Should sdists include docs and tests?

merwok · March 24, 2022, 6:59pm

Sadly many projects are taking the view that wheels are the artifact for
installation, and there’s no value in publishing sdists (or including
docs and tests in sdists) when downstreams can get zip archives from
github (and others). There is often resistance when people request that
tests be included in sdists.

fungi · March 24, 2022, 7:38pm

It really depends on the project. For most of the projects I’m
involved with, we consider sdists to be our real “source tarball”
artifacts because our sdist release process incorporates information
(versions, authors, changes…) extracted from our Git metadata at
build time. If downstream consumers just used tarred-up copies of
the Git worktree, such as those produced by hosting platforms like
Gitlab or GitHub, then that critical information would be absent.

CAM-Gerlach · March 24, 2022, 7:44pm

EDIT: Added the predecessor messages that were relevant to this thread

fungi:

Modernising my packages - am I thinking about this all wrong?

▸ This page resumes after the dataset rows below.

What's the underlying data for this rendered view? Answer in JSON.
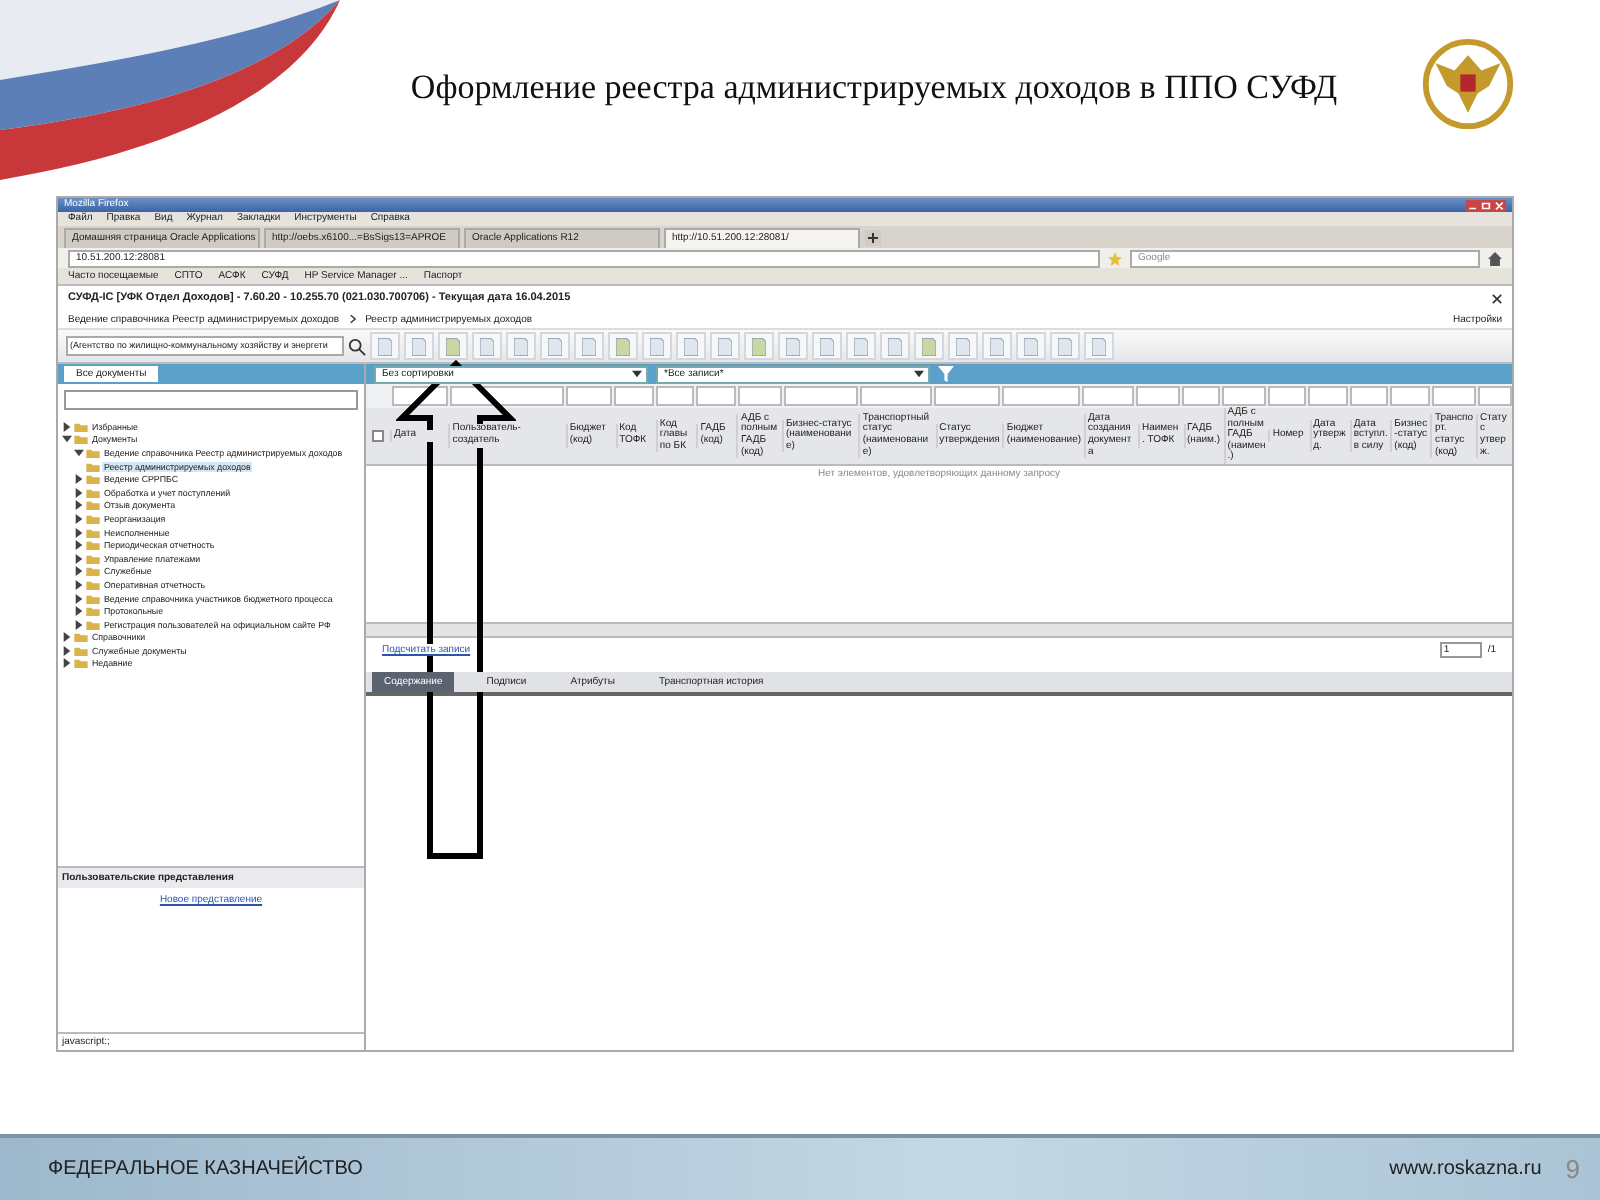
{
  "slide": {
    "title": "Оформление реестра администрируемых доходов в ППО СУФД",
    "footer_org": "ФЕДЕРАЛЬНОЕ КАЗНАЧЕЙСТВО",
    "footer_url": "www.roskazna.ru",
    "page_number": "9"
  },
  "browser": {
    "title": "Mozilla Firefox",
    "menu": [
      "Файл",
      "Правка",
      "Вид",
      "Журнал",
      "Закладки",
      "Инструменты",
      "Справка"
    ],
    "tabs": [
      {
        "label": "Домашняя страница Oracle Applications",
        "selected": false
      },
      {
        "label": "http://oebs.x6100...=BsSigs13=APROE",
        "selected": false
      },
      {
        "label": "Oracle Applications R12",
        "selected": false
      },
      {
        "label": "http://10.51.200.12:28081/",
        "selected": true
      }
    ],
    "url": "10.51.200.12:28081",
    "search_placeholder": "Google",
    "bookmarks": [
      "Часто посещаемые",
      "СПТО",
      "АСФК",
      "СУФД",
      "HP Service Manager ...",
      "Паспорт"
    ]
  },
  "app": {
    "title": "СУФД-IC [УФК Отдел Доходов] - 7.60.20 - 10.255.70 (021.030.700706) - Текущая дата 16.04.2015",
    "breadcrumb": [
      "Ведение справочника Реестр администрируемых доходов",
      "Реестр администрируемых доходов"
    ],
    "settings_label": "Настройки",
    "org_field": "(Агентство по жилищно-коммунальному хозяйству и энергети",
    "left_tabs": [
      {
        "label": "Все документы",
        "selected": true
      }
    ],
    "tree": [
      {
        "label": "Избранные",
        "expanded": false,
        "selected": false
      },
      {
        "label": "Документы",
        "expanded": true,
        "selected": false,
        "children": [
          {
            "label": "Ведение справочника Реестр администрируемых доходов",
            "expanded": true,
            "selected": false,
            "children": [
              {
                "label": "Реестр администрируемых доходов",
                "selected": true
              }
            ]
          },
          {
            "label": "Ведение СРРПБС",
            "expanded": false,
            "selected": false
          },
          {
            "label": "Обработка и учет поступлений",
            "expanded": false,
            "selected": false
          },
          {
            "label": "Отзыв документа",
            "expanded": false,
            "selected": false
          },
          {
            "label": "Реорганизация",
            "expanded": false,
            "selected": false
          },
          {
            "label": "Неисполненные",
            "expanded": false,
            "selected": false
          },
          {
            "label": "Периодическая отчетность",
            "expanded": false,
            "selected": false
          },
          {
            "label": "Управление платежами",
            "expanded": false,
            "selected": false
          },
          {
            "label": "Служебные",
            "expanded": false,
            "selected": false
          },
          {
            "label": "Оперативная отчетность",
            "expanded": false,
            "selected": false
          },
          {
            "label": "Ведение справочника участников бюджетного процесса",
            "expanded": false,
            "selected": false
          },
          {
            "label": "Протокольные",
            "expanded": false,
            "selected": false
          },
          {
            "label": "Регистрация пользователей на официальном сайте РФ",
            "expanded": false,
            "selected": false
          }
        ]
      },
      {
        "label": "Справочники",
        "expanded": false,
        "selected": false
      },
      {
        "label": "Служебные документы",
        "expanded": false,
        "selected": false
      },
      {
        "label": "Недавние",
        "expanded": false,
        "selected": false
      }
    ],
    "views_panel": {
      "title": "Пользовательские представления",
      "link": "Новое представление"
    },
    "grid": {
      "select_all_checked": false,
      "sort": "Без сортировки",
      "filter": "*Все записи*",
      "columns": [
        "Дата",
        "Пользователь-создатель",
        "Бюджет (код)",
        "Код ТОФК",
        "Код главы по БК",
        "ГАДБ (код)",
        "АДБ с полным ГАДБ (код)",
        "Бизнес-статус (наименование)",
        "Транспортный статус (наименование)",
        "Статус утверждения",
        "Бюджет (наименование)",
        "Дата создания документа",
        "Наимен. ТОФК",
        "ГАДБ (наим.)",
        "АДБ с полным ГАДБ (наимен.)",
        "Номер",
        "Дата утвержд.",
        "Дата вступл. в силу",
        "Бизнес-статус (код)",
        "Транспорт. статус (код)",
        "Статус утверж."
      ],
      "empty_message": "Нет элементов, удовлетворяющих данному запросу",
      "count_link": "Подсчитать записи",
      "page": "1",
      "page_total": "/1"
    },
    "bottom_tabs": [
      {
        "label": "Содержание",
        "selected": true
      },
      {
        "label": "Подписи",
        "selected": false
      },
      {
        "label": "Атрибуты",
        "selected": false
      },
      {
        "label": "Транспортная история",
        "selected": false
      }
    ],
    "status": "javascript:;"
  }
}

Modernising my packages - am I thinking about this all wrong?

There is often resistance when people request that tests be included in sdists.

Coming from a package author/upstream perspective, I don’t have a problem with doing so, but what I’ve had a hard time understanding is why downstreams don’t just use the source tarballs, as they are the definitive source form of the project, whereas the sdist is nominally for user consumption. I can see why that is the case for special cases like @pf_moore where very restrictive corporate policies are in place, but not for Linux distro downstreams or other open source projects I have more inclination to spend my volunteer time supporting.

our sdist release process incorporates information
(versions, authors, changes…) extracted from our Git metadata at
build time.

I see. Is that with setuptools_scm, or custom tooling?

pf_moore · March 24, 2022, 8:33pm

I’m ambivalent over the matter of tests being included in sdists. My (personal) view is that I want the sdist so that I can build the project on an otherwise-unsupported environment, and I can view the source code of the project (even though pure Python wheels include the source, it’s not in “buildable form”). I don’t see supporting files like documentation sources, tests, release scripts, etc, as necessarily part of the sdist - if projects want to include them in the sdist, then that’s fine, but on the other hand, if they want to point users to a project repository for those things, I’m also fine with that. For my personal projects, I tend not to bundle these sorts of thing.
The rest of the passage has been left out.